CANARY ISLANDS-The Transat Jacques Vabre is a French race, organized in the usual manner, which has attracted the cream of French short-handed sailors, but today the Union Jack flies proudly over the leaderboard in all three classes. After shaking off the terrors of the Bay of Biscay, the case-hardened Brits have decisively taken over the front-running to lead in both of the monohull classes, the 50s and the 60s, and more remarkably in the multihulls with Ellen MacArthur looking, at this stage in the race, remarkably good for the FICO-Lacoste Offshore Skippers Championship–a top three placing would be good enough.
The traverse of the Bay of Biscay was difficult in 30- to 40-knot winds, with boats broaching out of the race and leaving a trail of shredded spinnakers. Rudders were heavily loaded and the brand new trimaran, Sergio-Tacchini of Karine Fauconnier and Franck Proffit was the first terminal casualty. On the second day out from Le Havre, the crew ran into trouble.
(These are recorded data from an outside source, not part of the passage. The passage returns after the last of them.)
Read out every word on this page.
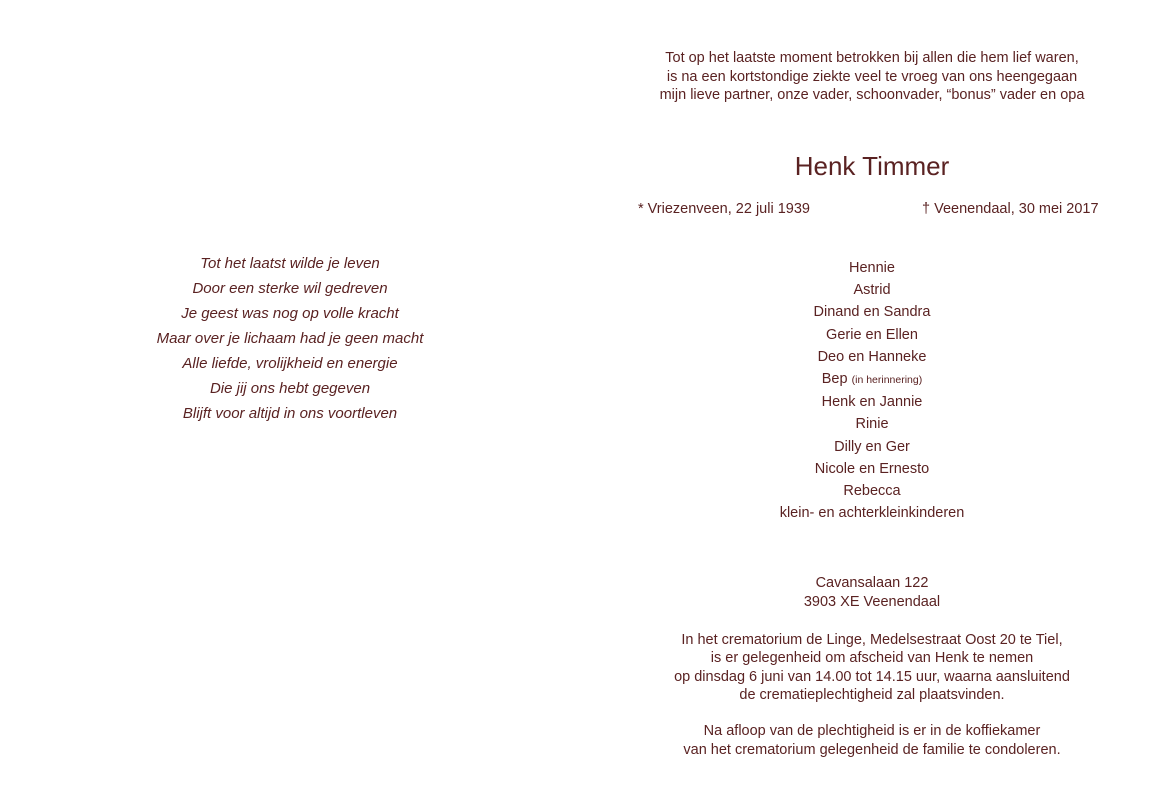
Tot het laatst wilde je leven
Door een sterke wil gedreven
Je geest was nog op volle kracht
Maar over je lichaam had je geen macht
Alle liefde, vrolijkheid en energie
Die jij ons hebt gegeven
Blijft voor altijd in ons voortleven
Tot op het laatste moment betrokken bij allen die hem lief waren,
is na een kortstondige ziekte veel te vroeg van ons heengegaan
mijn lieve partner, onze vader, schoonvader, “bonus” vader en opa
Henk Timmer
* Vriezenveen, 22 juli 1939	† Veenendaal, 30 mei 2017
Hennie
Astrid
Dinand en Sandra
Gerie en Ellen
Deo en Hanneke
Bep (in herinnering)
Henk en Jannie
Rinie
Dilly en Ger
Nicole en Ernesto
Rebecca
klein- en achterkleinkinderen
Cavansalaan 122
3903 XE Veenendaal
In het crematorium de Linge, Medelsestraat Oost 20 te Tiel,
is er gelegenheid om afscheid van Henk te nemen
op dinsdag 6 juni van 14.00 tot 14.15 uur, waarna aansluitend
de crematieplechtigheid zal plaatsvinden.
Na afloop van de plechtigheid is er in de koffiekamer
van het crematorium gelegenheid de familie te condoleren.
They were in the bows, furling the gennaker, when a 40-knot gust hit, the boat luffed violently, cracking the bowsprit, which hit Karine on the head and holed the bow. It ripped the gennaker as well. Proffit managed to push the bowsprit back so the boat could continue downwind sailing, but then the gennaker unfurled at the top and the boat took off on a surf. Immediately Sergio-Tacchini stopped dead as the bows planted straight into the wave in front. The mainsail filled out suddenly as the boat stopped, jibed, and in doing so broke all the battens. Fauconnier and Proffit slowly made their way back to Port La Foret.
They were challenging for the lead at this time with the other new generation trimarans, Jean-Luc Nelias Belgacom and Loick Peyrons Fujifilm, along with Jean le Cam in Bonduelle, but in what may be a race winning move (it was in the Volvo), Alain Gautier and Ellen MacArthur in Kingfisher-Foncia went farther west than the others as they approached the Canaries and the four-year-old boat went into a 10-mile lead.
Mike Golding and Marcus Hutchinson in Ecover (formerly Team Group 4) made this move much earlier. They had been on the right wing of the fleet from the time they left Le Havre and lately it has paid off handsomely. By midday today, they were 32 miles in front and had considerable boat speed advantage over old rivals, Roland Jourdain and Gael le Cleach in Sill Plein Fruit.
Hutchinson expressed some concern, however. “Its complicated ahead,” he said, “Were wondering if weve gone too far west.” His concern was that in the short term the weather might go against them, but added, “In three days we should be looking better.”
No such need for optimism from Alex Bennett and Paul Larsen on the 50 foot One Dream, One Mission, formerly Pete Gosss Aqua Quorum. They have a prodigious 65 mile lead in their class and have passed to the east of Madeira with 3,000 miles to go to the finish at Salvador da Bahia in Brazil.